Subcutaneous Immunoglobulin in Chronic Inflammatory Demyelinating Polyneuropathy

Abstract & Commentary

By Norman Latov, MD, PhD, Professor of Neurology and Neuroscience, Department of Neurology and the Brain and Mind Research Institute, Weill Cornell Medical College. Dr. Latov has served a consultant to Grifols, Novartis, CSL Behring, Baxter Biotherapeutics, and Merck, and owns stock in Therapath LLC.

Synopsis: Subcutaneous immunoglobulin appears to be an effective treatment alternative to intravenous immunoglobulin for patients with chronic inflammatory demyelinating polyneuropathy.

Source: Markvadsen LH, et al, for The Danish CIDP and MMN Study Group. Subcutaneous immunoglobulin in responders to intravenous therapy with chronic inflammatory demyelinating polyradiculoneuropathy. Eur J Neurol 2013;20:836-842.

The authors of this study tested the efficacy of subcutaneous immunoglobulin (SCIG) as maintenance therapy in chronic inflammatory demyelinating polyneuropathy (CIDP). Twenty-nine patients on maintenance therapy with intravenous immunoglobulin (IVIG) for CIDP were randomized to either the same total dose of SCIG or to subcutaneous saline as placebo, administered once or twice weekly for 12 weeks. In the SCIG group, there was significant improvement compared to baseline in the isokinetic muscle strength (IKS), the primary outcome measure, as well as in several secondary outcome measures including the Overall Disability Sum Score, 40-M walking test, and grip strength. In the placebo group, the same outcome measures showed a decline. At the completion of the study, 20 of the 29 study subjects preferred subcutaneous infusions to IVIG due to increased flexibility, more stable muscle performance, milder side effects, and time saving. The authors conclude that SCIG treatment is a safe and effective alternative to IVIG in patients with CIDP.

Commentary

SCIG is administered weekly, and absorbed into the bloodstream more slowly than IVIG, with maximal serum concentrations achieved at 4-6 days, resulting in less variability in serum concentrations and lower trough levels. Given its tissue distribution, however, an additional 20-50% is required to deliver the same amount of immunoglobulin into the intravascular space.1,2 As such, SCIG treatment may be beneficial in patients whose symptoms worsen toward the end of the IVIG treatment cycle, although higher doses may be required in some patients with otherwise borderline therapeutic serum levels. Accordingly, in the current study, the SCIG-treated patients did better as a group compared to their baseline on IVIG therapy, although three of the 14 experienced a deterioration in their IKS score after switching from IVIG to the same dose of SCIG. As is the case with IVIG therapy,3 the dose of SCIG would require optimization in individual patients, based on the clinical response.
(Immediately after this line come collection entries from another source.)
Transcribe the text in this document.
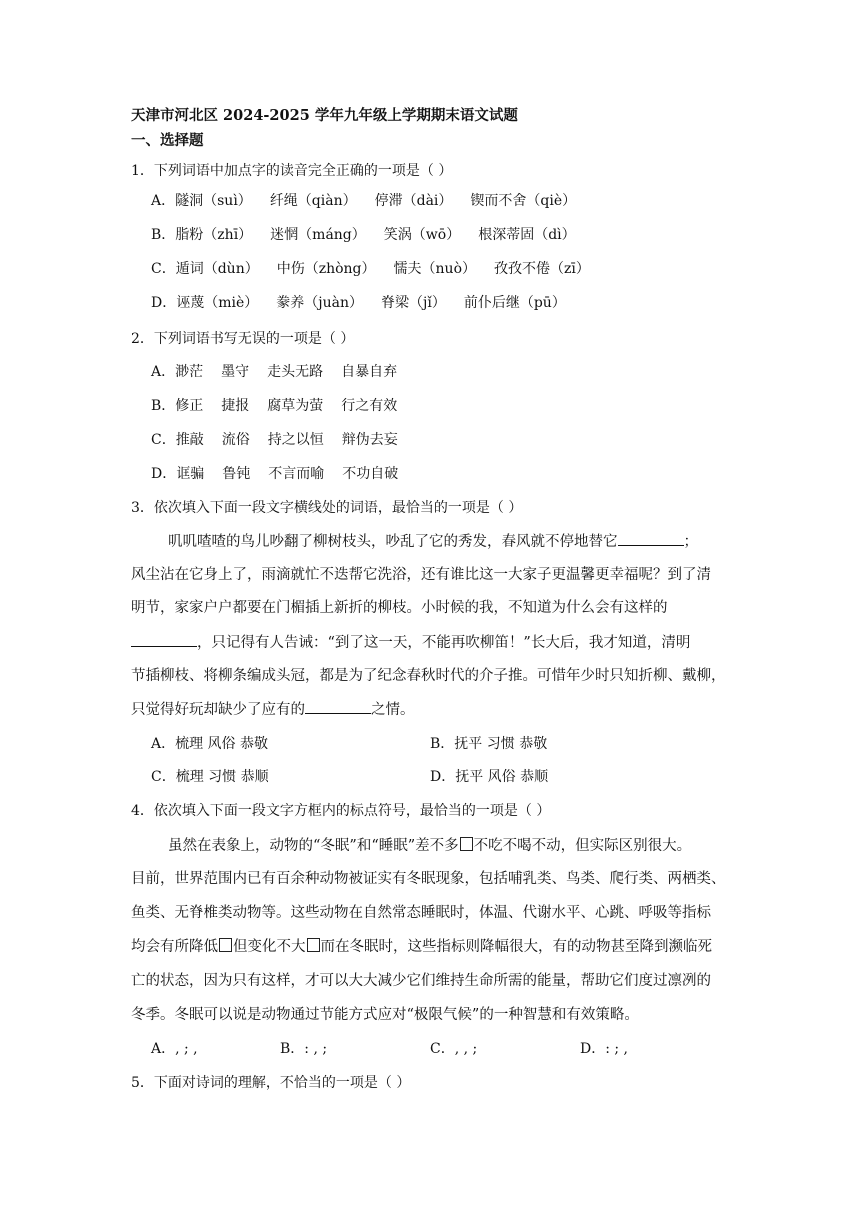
天津市河北区 2024-2025 学年九年级上学期期末语文试题
一、选择题
1．下列词语中加点字的读音完全正确的一项是（ ）
A．隧洞（suì） 纤绳（qiàn） 停滞（dài） 锲而不舍（qiè）
B．脂粉（zhī） 迷惘（máng） 笑涡（wō） 根深蒂固（dì）
C．遁词（dùn） 中伤（zhòng） 懦夫（nuò） 孜孜不倦（zī）
D．诬蔑（miè） 豢养（juàn） 脊梁（jǐ） 前仆后继（pū）
2．下列词语书写无误的一项是（ ）
A．渺茫 墨守 走头无路 自暴自弃
B．修正 捷报 腐草为萤 行之有效
C．推敲 流俗 持之以恒 辩伪去妄
D．诓骗 鲁钝 不言而喻 不功自破
3．依次填入下面一段文字横线处的词语，最恰当的一项是（ ）
叽叽喳喳的鸟儿吵翻了柳树枝头，吵乱了它的秀发，春风就不停地替它	；
风尘沾在它身上了，雨滴就忙不迭帮它洗浴，还有谁比这一大家子更温馨更幸福呢？到了清
明节，家家户户都要在门楣插上新折的柳枝。小时候的我，不知道为什么会有这样的
，只记得有人告诫：“到了这一天，不能再吹柳笛！”长大后，我才知道，清明
节插柳枝、将柳条编成头冠，都是为了纪念春秋时代的介子推。可惜年少时只知折柳、戴柳，
只觉得好玩却缺少了应有的	之情。
A．梳理 风俗 恭敬	B．抚平 习惯 恭敬
C．梳理 习惯 恭顺	D．抚平 风俗 恭顺
4．依次填入下面一段文字方框内的标点符号，最恰当的一项是（ ）
虽然在表象上，动物的“冬眠”和“睡眠”差不多 不吃不喝不动，但实际区别很大。
目前，世界范围内已有百余种动物被证实有冬眠现象，包括哺乳类、鸟类、爬行类、两栖类、
鱼类、无脊椎类动物等。这些动物在自然常态睡眠时，体温、代谢水平、心跳、呼吸等指标
均会有所降低 但变化不大 而在冬眠时，这些指标则降幅很大，有的动物甚至降到濒临死
亡的状态，因为只有这样，才可以大大减少它们维持生命所需的能量，帮助它们度过凛冽的
冬季。冬眠可以说是动物通过节能方式应对“极限气候”的一种智慧和有效策略。
A．, ; ,	B．: , ;	C．, , ;	D．: ; ,
5．下面对诗词的理解，不恰当的一项是（ ）
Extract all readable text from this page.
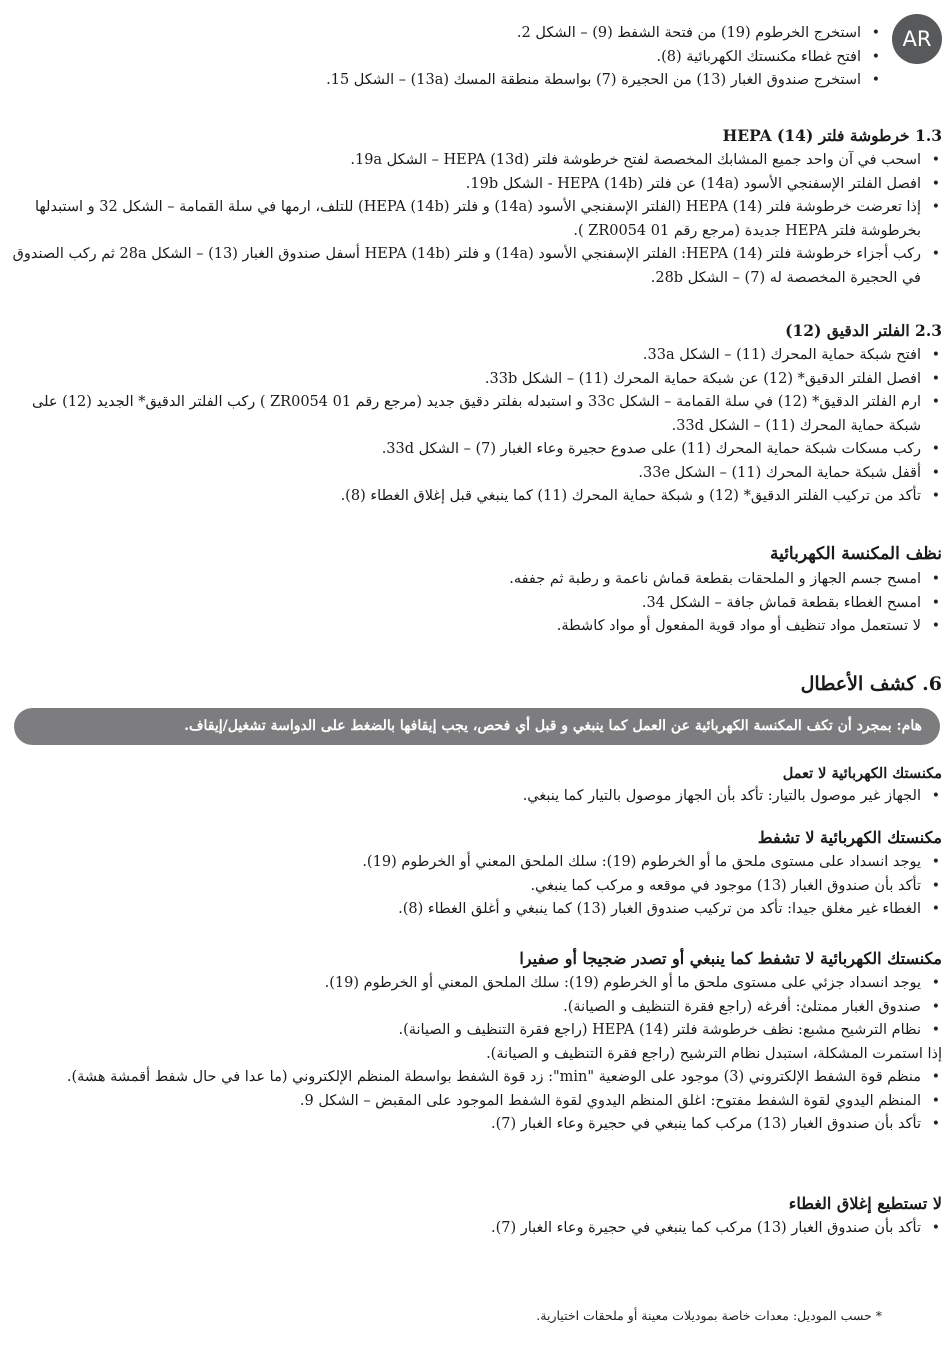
AR
• استخرج الخرطوم (19) من فتحة الشفط (9) – الشكل 2.
• افتح غطاء مكنستك الكهربائية (8).
• استخرج صندوق الغبار (13) من الحجيرة (7) بواسطة منطقة المسك (13a) – الشكل 15.
1.3 خرطوشة فلتر HEPA (14)
• اسحب في آن واحد جميع المشابك المخصصة لفتح خرطوشة فلتر HEPA (13d) – الشكل 19a.
• افصل الفلتر الإسفنجي الأسود (14a) عن فلتر HEPA (14b) - الشكل 19b.
• إذا تعرضت خرطوشة فلتر HEPA (14) (الفلتر الإسفنجي الأسود (14a) و فلتر HEPA (14b)) للتلف، ارمها في سلة القمامة – الشكل 32 و استبدلها بخرطوشة فلتر HEPA جديدة (مرجع رقم ZR0054 01 ).
• ركب أجزاء خرطوشة فلتر HEPA (14): الفلتر الإسفنجي الأسود (14a) و فلتر HEPA (14b) أسفل صندوق الغبار (13) – الشكل 28a ثم ركب الصندوق في الحجيرة المخصصة له (7) – الشكل 28b.
2.3 الفلتر الدقيق (12)
• افتح شبكة حماية المحرك (11) – الشكل 33a.
• افصل الفلتر الدقيق* (12) عن شبكة حماية المحرك (11) – الشكل 33b.
• ارم الفلتر الدقيق* (12) في سلة القمامة – الشكل 33c و استبدله بفلتر دقيق جديد (مرجع رقم ZR0054 01 ) ركب الفلتر الدقيق* الجديد (12) على شبكة حماية المحرك (11) – الشكل 33d.
• ركب مسكات شبكة حماية المحرك (11) على صدوع حجيرة وعاء الغبار (7) – الشكل 33d.
• أقفل شبكة حماية المحرك (11) – الشكل 33e.
• تأكد من تركيب الفلتر الدقيق* (12) و شبكة حماية المحرك (11) كما ينبغي قبل إغلاق الغطاء (8).
نظف المكنسة الكهربائية
• امسح جسم الجهاز و الملحقات بقطعة قماش ناعمة و رطبة ثم جففه.
• امسح الغطاء بقطعة قماش جافة – الشكل 34.
• لا تستعمل مواد تنظيف أو مواد قوية المفعول أو مواد كاشطة.
6. كشف الأعطال
هام: بمجرد أن تكف المكنسة الكهربائية عن العمل كما ينبغي و قبل أي فحص، يجب إيقافها بالضغط على الدواسة تشغيل/إيقاف.
مكنستك الكهربائية لا تعمل
• الجهاز غير موصول بالتيار: تأكد بأن الجهاز موصول بالتيار كما ينبغي.
مكنستك الكهربائية لا تشفط
• يوجد انسداد على مستوى ملحق ما أو الخرطوم (19): سلك الملحق المعني أو الخرطوم (19).
• تأكد بأن صندوق الغبار (13) موجود في موقعه و مركب كما ينبغي.
• الغطاء غير مغلق جيدا: تأكد من تركيب صندوق الغبار (13) كما ينبغي و أغلق الغطاء (8).
مكنستك الكهربائية لا تشفط كما ينبغي أو تصدر ضجيجا أو صفيرا
• يوجد انسداد جزئي على مستوى ملحق ما أو الخرطوم (19): سلك الملحق المعني أو الخرطوم (19).
• صندوق الغبار ممتلئ: أفرغه (راجع فقرة التنظيف و الصيانة).
• نظام الترشيح مشبع: نظف خرطوشة فلتر HEPA (14) (راجع فقرة التنظيف و الصيانة).

إذا استمرت المشكلة، استبدل نظام الترشيح (راجع فقرة التنظيف و الصيانة).

• منظم قوة الشفط الإلكتروني (3) موجود على الوضعية "min": زد قوة الشفط بواسطة المنظم الإلكتروني (ما عدا في حال شفط أقمشة هشة).
• المنظم اليدوي لقوة الشفط مفتوح: اغلق المنظم اليدوي لقوة الشفط الموجود على المقبض – الشكل 9.
• تأكد بأن صندوق الغبار (13) مركب كما ينبغي في حجيرة وعاء الغبار (7).
لا تستطيع إغلاق الغطاء
• تأكد بأن صندوق الغبار (13) مركب كما ينبغي في حجيرة وعاء الغبار (7).
* حسب الموديل: معدات خاصة بموديلات معينة أو ملحقات اختيارية.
IVIG remains the preferred treatment for initiating therapy, as therapeutic levels can be reached more quickly by intravenous than subcutaneous administration. Furthermore, in a study of patients with Kawasaki disease, a single dose of 2 g/kg was superior to 0.4 g/kg over 5 days,4 suggesting that peak concentrations may also be a factor in the initial treatment response. Dyck et al, however, reported that slower induction with weekly infusions of 0.4 g/kg over 3 weeks was as effective as plasmapheresis in patients with CIDP.5

In addition to convenience, SCIG can be self-administered at home,6 potentially eliminating the need for home nursing care or infusion centers. The resulting cost savings would be considerable, providing further incentive for SCIG therapy.

References

1. Bonilla FA. Pharmacokinetics of immunoglobulin administered via intravenous or subcutaneous routes. Immunol Allergy Clin North Am 2008;28:803-819.

2. Berger M, et al. Pharmacokinetics of subcutaneous immunoglobulin and their use in dosing of replacement therapy in patients with primary immunodeficiencies. Clin Immunol 2011;139:133-141.
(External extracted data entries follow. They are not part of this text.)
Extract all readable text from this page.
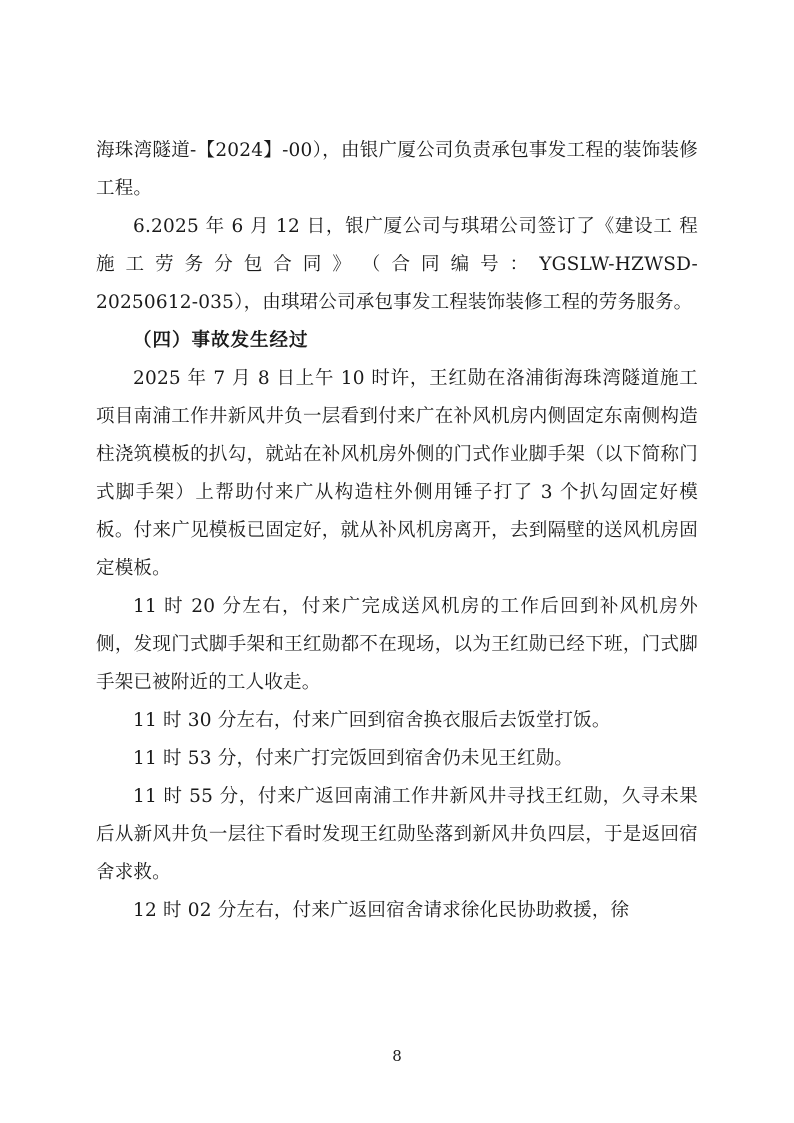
海珠湾隧道-【2024】-00），由银广厦公司负责承包事发工程的装饰装修工程。

6.2025 年 6 月 12 日，银广厦公司与琪珺公司签订了《建设工 程 施 工 劳 务 分 包 合 同 》 （ 合 同 编 号 ： YGSLW-HZWSD-20250612-035），由琪珺公司承包事发工程装饰装修工程的劳务服务。

（四）事故发生经过

2025 年 7 月 8 日上午 10 时许，王红勋在洛浦街海珠湾隧道施工项目南浦工作井新风井负一层看到付来广在补风机房内侧固定东南侧构造柱浇筑模板的扒勾，就站在补风机房外侧的门式作业脚手架（以下简称门式脚手架）上帮助付来广从构造柱外侧用锤子打了 3 个扒勾固定好模板。付来广见模板已固定好，就从补风机房离开，去到隔壁的送风机房固定模板。

11 时 20 分左右，付来广完成送风机房的工作后回到补风机房外侧，发现门式脚手架和王红勋都不在现场，以为王红勋已经下班，门式脚手架已被附近的工人收走。

11 时 30 分左右，付来广回到宿舍换衣服后去饭堂打饭。

11 时 53 分，付来广打完饭回到宿舍仍未见王红勋。

11 时 55 分，付来广返回南浦工作井新风井寻找王红勋，久寻未果后从新风井负一层往下看时发现王红勋坠落到新风井负四层，于是返回宿舍求救。

12 时 02 分左右，付来广返回宿舍请求徐化民协助救援，徐

8
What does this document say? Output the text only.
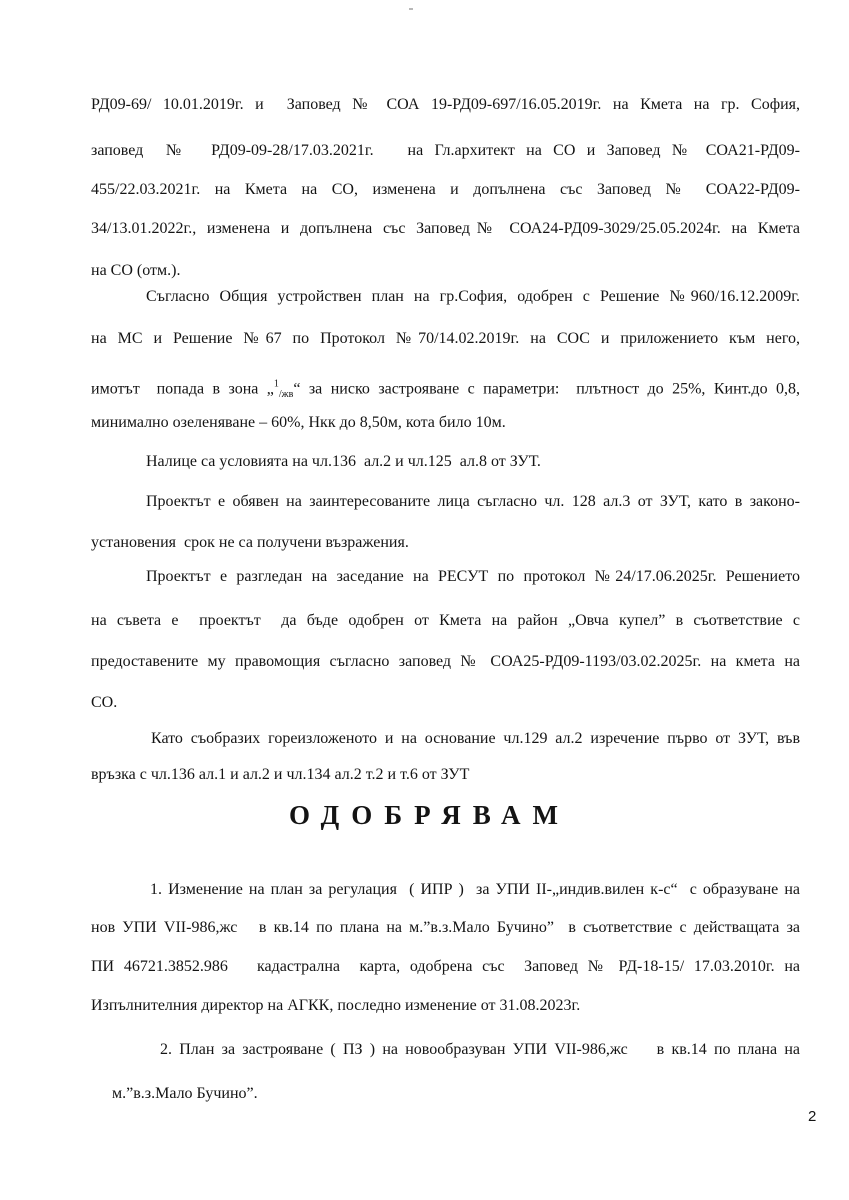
РД09-69/ 10.01.2019г. и  Заповед № СОА 19-РД09-697/16.05.2019г. на Кмета на гр. София,
заповед  №  РД09-09-28/17.03.2021г.   на Гл.архитект на СО и Заповед № СОА21-РД09-
455/22.03.2021г. на Кмета на СО, изменена и допълнена със Заповед № СОА22-РД09-
34/13.01.2022г., изменена и допълнена със Заповед№ СОА24-РД09-3029/25.05.2024г. на Кмета
на СО (отм.).
Съгласно Общия устройствен план на гр.София, одобрен с Решение №960/16.12.2009г.
на МС и Решение №67 по Протокол №70/14.02.2019г. на СОС и приложението към него,
имотът  попада в зона „$^1_{/жв}$“ за ниско застрояване с параметри:  плътност до 25%, Кинт.до 0,8,
минимално озеленяване – 60%, Нкк до 8,50м, кота било 10м.
Налице са условията на чл.136  ал.2 и чл.125  ал.8 от ЗУТ.
Проектът е обявен на заинтересованите лица съгласно чл. 128 ал.3 от ЗУТ, като в законо-
установения  срок не са получени възражения.
Проектът е разгледан на заседание на РЕСУТ по протокол №24/17.06.2025г. Решението
на съвета е  проектът  да бъде одобрен от Кмета на район „Овча купел” в съответствие с
предоставените му правомощия съгласно заповед № СОА25-РД09-1193/03.02.2025г. на кмета на
СО.
Като съобразих гореизложеното и на основание чл.129 ал.2 изречение първо от ЗУТ, във
връзка с чл.136 ал.1 и ал.2 и чл.134 ал.2 т.2 и т.6 от ЗУТ
ОДОБРЯВАМ
1. Изменение на план за регулация  ( ИПР )  за УПИ II-„индив.вилен к-с“  с образуване на
нов УПИ VII-986,жс   в кв.14 по плана на м.”в.з.Мало Бучино”  в съответствие с действащата за
ПИ 46721.3852.986   кадастрална  карта, одобрена със  Заповед № РД-18-15/ 17.03.2010г. на
Изпълнителния директор на АГКК, последно изменение от 31.08.2023г.
2. План за застрояване ( ПЗ ) на новообразуван УПИ VII-986,жс    в кв.14 по плана на
м.”в.з.Мало Бучино”.
2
3. Rajabally YA, et al. Dose of intravenous immunoglobulins in chronic inflammatory demyelinating polyneuropathy. J Peripher Nerv Syst 2006;11:325-329.

4. Sato N, et al. Selective high dose gamma-globulin treatment in Kawasaki disease: Assessment of clinical aspects and cost effectiveness. Pediatr Int 1999;41:1-7.
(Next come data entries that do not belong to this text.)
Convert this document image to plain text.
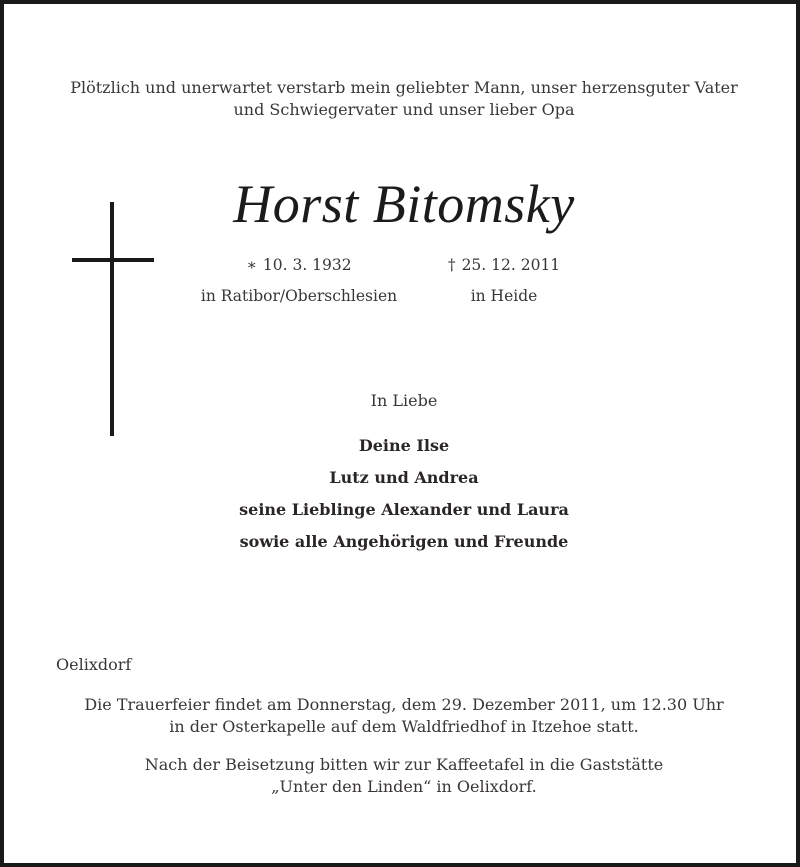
Plötzlich und unerwartet verstarb mein geliebter Mann, unser herzensguter Vater
und Schwiegervater und unser lieber Opa
Horst Bitomsky
∗ 10. 3. 1932	† 25. 12. 2011
in Ratibor/Oberschlesien	in Heide
In Liebe
Deine Ilse
Lutz und Andrea
seine Lieblinge Alexander und Laura
sowie alle Angehörigen und Freunde
Oelixdorf
Die Trauerfeier findet am Donnerstag, dem 29. Dezember 2011, um 12.30 Uhr
in der Osterkapelle auf dem Waldfriedhof in Itzehoe statt.
Nach der Beisetzung bitten wir zur Kaffeetafel in die Gaststätte
„Unter den Linden“ in Oelixdorf.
5. Dyck PJ, et al. A plasma exchange versus immunoglobulin infusion trial in chronic inflammatory demyelinating polyradiculoneuropathy. Ann Neurol 1994;36:838-845.

6. Nicolay U, et al. Health-related quality of life and treatment satisfaction in North American patients with primary immunodeficiency diseases receiving subcutaneous IgG self-infusions at home. J Clin Immunol 2006;26:65-72.